But Marks points out that the FDA typically follows the advice of its independent advisory committees — and the one that evaluated MDMA in June overwhelmingly voted against approving the drug, citing problems with clinical trial design that the advisers felt made it difficult to determine the drug’s safety and efficacy. One concern was about the difficulty of conducting a true placebo-controlled study with a hallucinogen: around 90% of the participants in Lykos’s trials guessed correctly whether they had received the drug or a placebo, and the expectation that MDMA should have an effect might have coloured their perception of whether it treated their symptoms.
Another concern was about Lykos’s strategy of administering the drug alongside psychotherapy. Rick Doblin, founder of the Multidisciplinary Association for Psychedelic Studies (MAPS), the non-profit organization that created Lykos, has said that he thinks the drug’s effects are inseparable from guided therapy. MDMA is thought to help people with PTSD be more receptive and open to revisiting traumatic events with a therapist. But because the FDA doesn’t regulate psychotherapy, the agency and advisory panel struggled to evaluate this claim. “It was an attempt to fit a square peg into a round hole,” Marks says.

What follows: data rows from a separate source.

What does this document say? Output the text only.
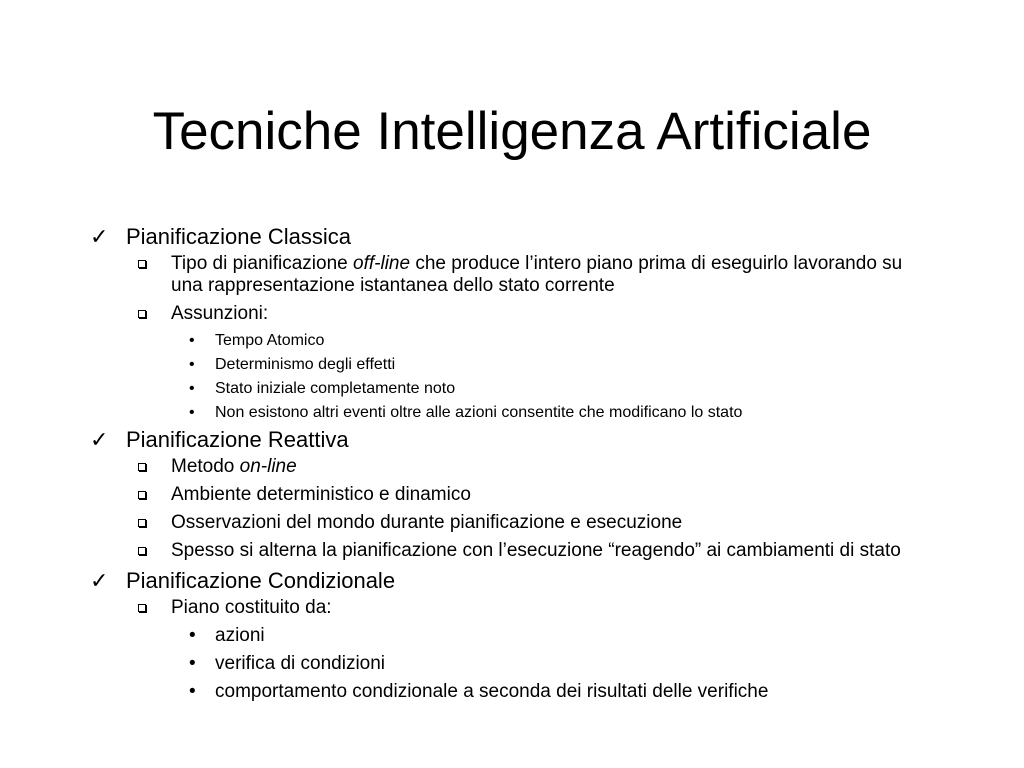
Tecniche Intelligenza Artificiale
✓ Pianificazione Classica
Tipo di pianificazione off-line che produce l’intero piano prima di eseguirlo lavorando su una rappresentazione istantanea dello stato corrente
Assunzioni:
• Tempo Atomico
• Determinismo degli effetti
• Stato iniziale completamente noto
• Non esistono altri eventi oltre alle azioni consentite che modificano lo stato
✓ Pianificazione Reattiva
Metodo on-line
Ambiente deterministico e dinamico
Osservazioni del mondo durante pianificazione e esecuzione
Spesso si alterna la pianificazione con l’esecuzione “reagendo” ai cambiamenti di stato
✓ Pianificazione Condizionale
Piano costituito da:
• azioni
• verifica di condizioni
• comportamento condizionale a seconda dei risultati delle verifiche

The problem is that it’s not a double blind trial because the participants can tell whether they are on it. The placebo effect is also a problem because there is no real control group.
But why is that such a problem that it’s worth rejecting what is otherwise widely considered an effective treatment?
I am fundamentally not understanding the inherent risk to patients resulting from the structure of the study that is apparently so harmful that it must not continue.
Why is being able to tell that your medication is working a negative thing in a study? And such a negative thing that it apparently negates all other positive aspects of the medication.
The problem is that you can’t tell if it’s truly working due to the placebo effect.